If I was going to use dilute local then the epidural would be T8-T9.
high lumbar low thoracic where i run an infusion at more like 10-12/hr of 0.125%. patient will still be able to hobble to bathroom and back to bed which is all they really do anyway. 5cc/hr at T7/8 seems too laser beam focused to me, just put it in in an open space in the ballpark and be a little more liberal with more dilute LA, boluses of stronger stuff PRN
Woah duramorph infusion, really? How safe is that? I do low thoracic for nephrectomy. I prefer T9-T10 but T7-8 is fine too.

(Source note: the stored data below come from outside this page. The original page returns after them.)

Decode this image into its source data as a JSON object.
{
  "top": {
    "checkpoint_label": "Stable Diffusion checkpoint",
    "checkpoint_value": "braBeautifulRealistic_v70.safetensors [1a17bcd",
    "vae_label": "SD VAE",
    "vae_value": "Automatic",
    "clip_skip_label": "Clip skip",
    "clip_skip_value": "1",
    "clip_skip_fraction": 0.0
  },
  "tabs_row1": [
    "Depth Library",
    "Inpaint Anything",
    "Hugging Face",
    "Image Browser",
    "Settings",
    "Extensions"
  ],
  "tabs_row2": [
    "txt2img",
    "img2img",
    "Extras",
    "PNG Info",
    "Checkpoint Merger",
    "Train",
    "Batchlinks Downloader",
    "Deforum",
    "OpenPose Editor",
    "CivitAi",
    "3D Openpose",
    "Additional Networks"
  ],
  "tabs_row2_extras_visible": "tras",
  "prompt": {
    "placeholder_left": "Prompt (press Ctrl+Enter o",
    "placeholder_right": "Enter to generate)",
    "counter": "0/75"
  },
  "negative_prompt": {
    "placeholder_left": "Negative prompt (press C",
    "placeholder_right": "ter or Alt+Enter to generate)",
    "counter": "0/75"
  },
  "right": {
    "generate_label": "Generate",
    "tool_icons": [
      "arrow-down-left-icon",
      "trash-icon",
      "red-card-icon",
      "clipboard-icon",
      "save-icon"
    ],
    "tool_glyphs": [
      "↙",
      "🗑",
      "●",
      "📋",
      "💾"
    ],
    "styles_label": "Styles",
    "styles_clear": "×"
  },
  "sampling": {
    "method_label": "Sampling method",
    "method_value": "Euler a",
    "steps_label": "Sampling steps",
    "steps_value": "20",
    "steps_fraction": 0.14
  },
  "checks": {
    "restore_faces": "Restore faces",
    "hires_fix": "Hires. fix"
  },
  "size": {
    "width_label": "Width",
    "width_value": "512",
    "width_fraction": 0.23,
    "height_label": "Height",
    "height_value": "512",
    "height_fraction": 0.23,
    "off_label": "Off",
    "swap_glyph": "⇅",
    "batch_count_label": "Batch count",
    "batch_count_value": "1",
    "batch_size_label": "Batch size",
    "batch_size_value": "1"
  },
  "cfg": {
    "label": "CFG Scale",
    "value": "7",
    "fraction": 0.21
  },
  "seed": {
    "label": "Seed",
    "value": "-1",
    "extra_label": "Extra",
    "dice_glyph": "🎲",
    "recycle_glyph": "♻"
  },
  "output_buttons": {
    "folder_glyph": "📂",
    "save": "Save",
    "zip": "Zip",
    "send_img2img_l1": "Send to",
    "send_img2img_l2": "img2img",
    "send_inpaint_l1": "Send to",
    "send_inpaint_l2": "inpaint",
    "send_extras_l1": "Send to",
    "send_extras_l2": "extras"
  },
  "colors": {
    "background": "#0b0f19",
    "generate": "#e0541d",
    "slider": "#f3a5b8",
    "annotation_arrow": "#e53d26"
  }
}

I totally agree. I do 80 percent of my epidurals for these cases at L1-L2 or L2-L3 and use duramorph. I bolus with 5-6 mg of duramorph then run an infusion of 0.4-0.6 mg per hour via the pump.
Do you change the formula for the all american team obesity crowd?

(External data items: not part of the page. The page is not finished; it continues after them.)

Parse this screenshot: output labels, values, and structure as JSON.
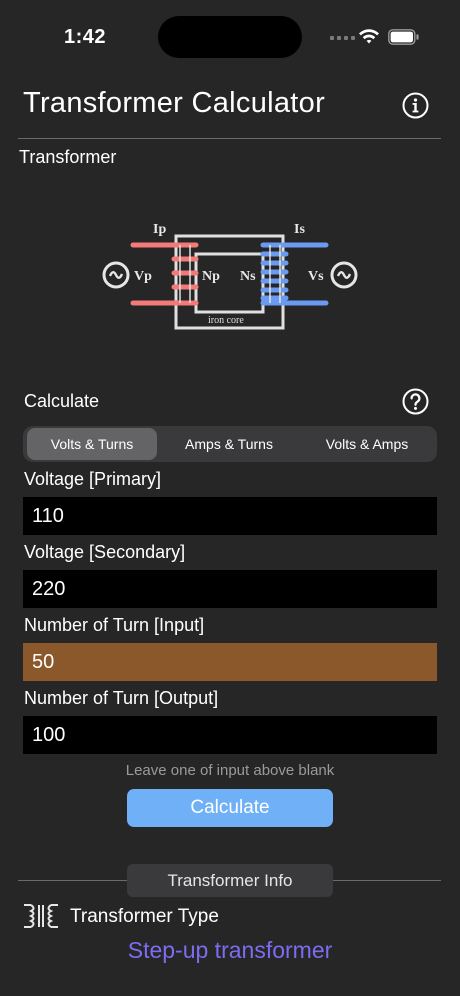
{
  "status": {
    "time": "1:42"
  },
  "header": {
    "title": "Transformer Calculator"
  },
  "diagram_section": {
    "label": "Transformer"
  },
  "diagram": {
    "ip": "Ip",
    "is": "Is",
    "vp": "Vp",
    "vs": "Vs",
    "np": "Np",
    "ns": "Ns",
    "core": "iron core",
    "primary_color": "#f47a7a",
    "secondary_color": "#6b9bf0"
  },
  "calculate_section": {
    "label": "Calculate"
  },
  "segments": [
    {
      "label": "Volts & Turns",
      "active": true
    },
    {
      "label": "Amps & Turns",
      "active": false
    },
    {
      "label": "Volts & Amps",
      "active": false
    }
  ],
  "fields": [
    {
      "label": "Voltage [Primary]",
      "value": "110"
    },
    {
      "label": "Voltage [Secondary]",
      "value": "220"
    },
    {
      "label": "Number of Turn [Input]",
      "value": "50"
    },
    {
      "label": "Number of Turn [Output]",
      "value": "100"
    }
  ],
  "hint": "Leave one of input above blank",
  "calculate_button": "Calculate",
  "info": {
    "tag": "Transformer Info",
    "type_label": "Transformer Type",
    "result": "Step-up transformer"
  },
  "colors": {
    "background": "#262626",
    "accent_button": "#6fb0f7",
    "highlight_field": "#8a582a",
    "result_text": "#7b6cf2"
  }
}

That last part sounds complicated. Are your nurses getting a different solution, unhooking the catheter and then bolusing in the middle of the night for breakthrough pain?
Agree with Funk's approach. I would try to place the epidural as close to the dermatomal level of the incision as possible. Err on a level or 2 higher than lower. I like paramedian approach as well. After hitting lamina I like to first walk medially until find the "crotch" of the lamina and the spinous process. Then I walk cephalad and off lamina into LF. I think this eliminates some "degrees of freedom" you have when you just start walking at diagonal cephalo-medial direction.
Yep.
I remember as a resident rotating on Pain getting called all day by the Gen Surg service because one of the more "regional skill lacking" attendings did a "high lumbar" epidural and the patient was miserable. After finally deferring the gen surg resident's calls to him because I got tired of hearing my page,r he thought he'd go bolus the patient to "get the level up". The patient was still miserable and it took an irate Surgery attending to find another anesthesiologist to put it in a thoracic space and the patient was happy.
Thoracic epidurals can be a pain if you dont do them a lot but in cases like these and thoracotomies the patients will love you for it. Also, I like paramedian with thoracic epidurals.
When you look at a lot of epidurals done for pain under fluoro with contrast, youll realize that 9 times out of ten, when you give a bolus of fluid, it goes UP, not down.